Oil on the other hand is infinite.

jgalt212•31m ago
You must have had a lot of fun when the "peak oil" crowd was dominating the conversation.
stouset•26m ago
Annually, we consume more oil than we find additional reserves of. The difference is something like 12 times less than annual consumption, and the gap is widening.

If you’ve found a way to escape that arithmetic, I’m all ears.

hippo22•19m ago
The math is pretty simple: the world consumes 36 billion barrels of oil a year and there are like 2 trillion barrels of known reserves. We have enough reserves for 55 years of current consumption. There’s 0 incentive to find more.
n1b0m•30m ago
How is it infinite? Oil forms from ancient organic matter under intense heat and pressure, a process taking millions of years, making it non-renewable on human timescales.
blacksmith_tb•29m ago
Sarcasm? 150-200M oz of silver are recycled annually[1]. Oil obviously is mostly burned and won't be recoverable, and clearly finite (even if we managed to squeeze out more with fracking etc.)

1: https://www.physicalgold.com/insights/how-much-silver-is-rec...

Teever•5m ago
Anyone with basic physical literacy knows nothing extractive is infinite.

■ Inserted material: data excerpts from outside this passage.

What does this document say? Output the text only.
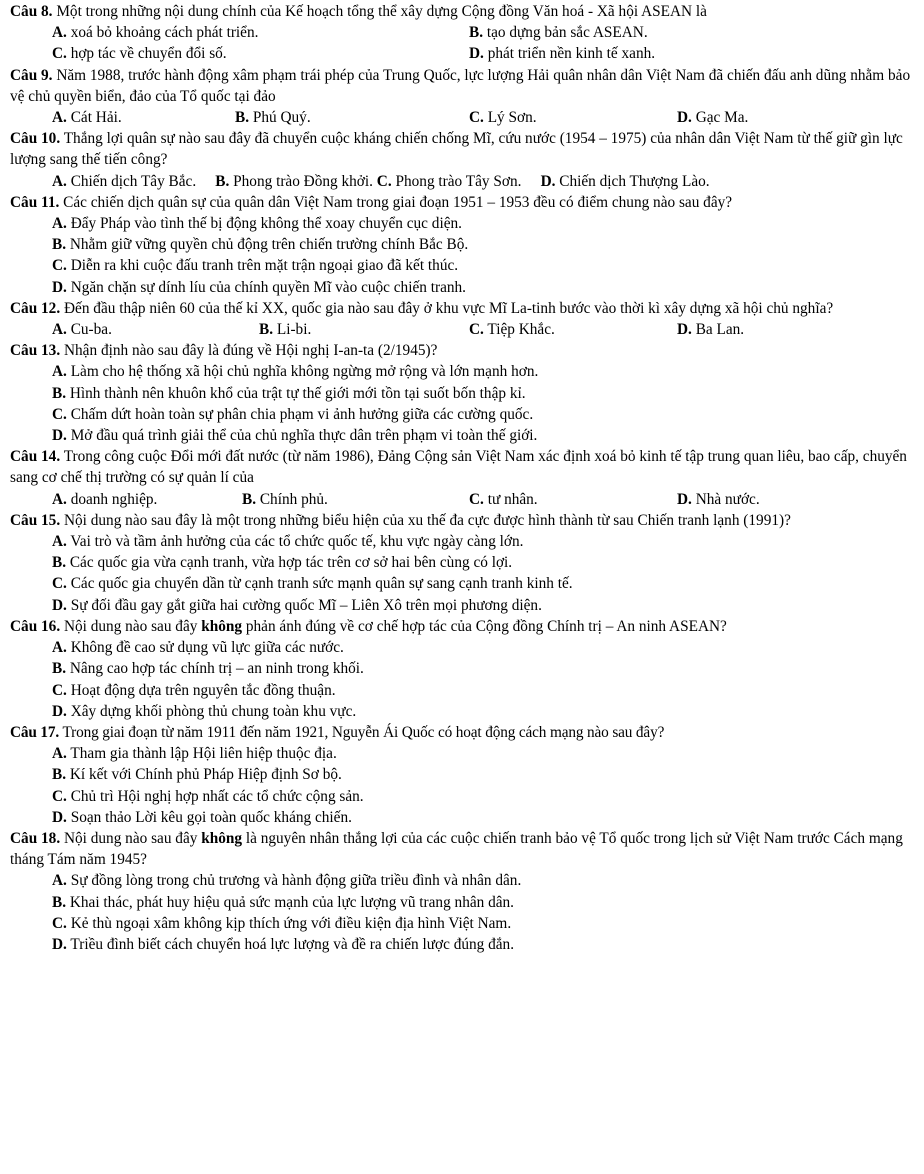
Câu 8. Một trong những nội dung chính của Kế hoạch tổng thể xây dựng Cộng đồng Văn hoá - Xã hội ASEAN là
A. xoá bỏ khoảng cách phát triển.	B. tạo dựng bản sắc ASEAN.
C. hợp tác về chuyển đổi số.	D. phát triển nền kinh tế xanh.
Câu 9. Năm 1988, trước hành động xâm phạm trái phép của Trung Quốc, lực lượng Hải quân nhân dân Việt Nam đã chiến đấu anh dũng nhằm bảo vệ chủ quyền biển, đảo của Tổ quốc tại đảo
A. Cát Hải.	B. Phú Quý.	C. Lý Sơn.	D. Gạc Ma.
Câu 10. Thắng lợi quân sự nào sau đây đã chuyển cuộc kháng chiến chống Mĩ, cứu nước (1954 – 1975) của nhân dân Việt Nam từ thế giữ gìn lực lượng sang thế tiến công?
A. Chiến dịch Tây Bắc. B. Phong trào Đồng khởi. C. Phong trào Tây Sơn. D. Chiến dịch Thượng Lào.
Câu 11. Các chiến dịch quân sự của quân dân Việt Nam trong giai đoạn 1951 – 1953 đều có điểm chung nào sau đây?
A. Đẩy Pháp vào tình thế bị động không thể xoay chuyển cục diện.
B. Nhằm giữ vững quyền chủ động trên chiến trường chính Bắc Bộ.
C. Diễn ra khi cuộc đấu tranh trên mặt trận ngoại giao đã kết thúc.
D. Ngăn chặn sự dính líu của chính quyền Mĩ vào cuộc chiến tranh.
Câu 12. Đến đầu thập niên 60 của thế kỉ XX, quốc gia nào sau đây ở khu vực Mĩ La-tinh bước vào thời kì xây dựng xã hội chủ nghĩa?
A. Cu-ba.	B. Li-bi.	C. Tiệp Khắc.	D. Ba Lan.
Câu 13. Nhận định nào sau đây là đúng về Hội nghị I-an-ta (2/1945)?
A. Làm cho hệ thống xã hội chủ nghĩa không ngừng mở rộng và lớn mạnh hơn.
B. Hình thành nên khuôn khổ của trật tự thế giới mới tồn tại suốt bốn thập kỉ.
C. Chấm dứt hoàn toàn sự phân chia phạm vi ảnh hưởng giữa các cường quốc.
D. Mở đầu quá trình giải thể của chủ nghĩa thực dân trên phạm vi toàn thế giới.
Câu 14. Trong công cuộc Đổi mới đất nước (từ năm 1986), Đảng Cộng sản Việt Nam xác định xoá bỏ kinh tế tập trung quan liêu, bao cấp, chuyển sang cơ chế thị trường có sự quản lí của
A. doanh nghiệp.	B. Chính phủ.	C. tư nhân.	D. Nhà nước.
Câu 15. Nội dung nào sau đây là một trong những biểu hiện của xu thế đa cực được hình thành từ sau Chiến tranh lạnh (1991)?
A. Vai trò và tầm ảnh hưởng của các tổ chức quốc tế, khu vực ngày càng lớn.
B. Các quốc gia vừa cạnh tranh, vừa hợp tác trên cơ sở hai bên cùng có lợi.
C. Các quốc gia chuyển dần từ cạnh tranh sức mạnh quân sự sang cạnh tranh kinh tế.
D. Sự đối đầu gay gắt giữa hai cường quốc Mĩ – Liên Xô trên mọi phương diện.
Câu 16. Nội dung nào sau đây không phản ánh đúng về cơ chế hợp tác của Cộng đồng Chính trị – An ninh ASEAN?
A. Không đề cao sử dụng vũ lực giữa các nước.
B. Nâng cao hợp tác chính trị – an ninh trong khối.
C. Hoạt động dựa trên nguyên tắc đồng thuận.
D. Xây dựng khối phòng thủ chung toàn khu vực.
Câu 17. Trong giai đoạn từ năm 1911 đến năm 1921, Nguyễn Ái Quốc có hoạt động cách mạng nào sau đây?
A. Tham gia thành lập Hội liên hiệp thuộc địa.
B. Kí kết với Chính phủ Pháp Hiệp định Sơ bộ.
C. Chủ trì Hội nghị hợp nhất các tổ chức cộng sản.
D. Soạn thảo Lời kêu gọi toàn quốc kháng chiến.
Câu 18. Nội dung nào sau đây không là nguyên nhân thắng lợi của các cuộc chiến tranh bảo vệ Tổ quốc trong lịch sử Việt Nam trước Cách mạng tháng Tám năm 1945?
A. Sự đồng lòng trong chủ trương và hành động giữa triều đình và nhân dân.
B. Khai thác, phát huy hiệu quả sức mạnh của lực lượng vũ trang nhân dân.
C. Kẻ thù ngoại xâm không kịp thích ứng với điều kiện địa hình Việt Nam.
D. Triều đình biết cách chuyển hoá lực lượng và đề ra chiến lược đúng đắn.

What interest is served by posting this obviously wrong rhetoric?

torcete•7m ago
There's an asian AI guy on youtube providing a lot of information about what is going on with the silver right now. Sometimes it seems like he has some insider information, and the whole reasoning seems to come from an expert.

It's strange because it's just not one channel but multiple, and the person behind has kept uploading videos during the entire duration of these holidays. So far, he seems to be quite accurate with his predictions. It's been quite informative.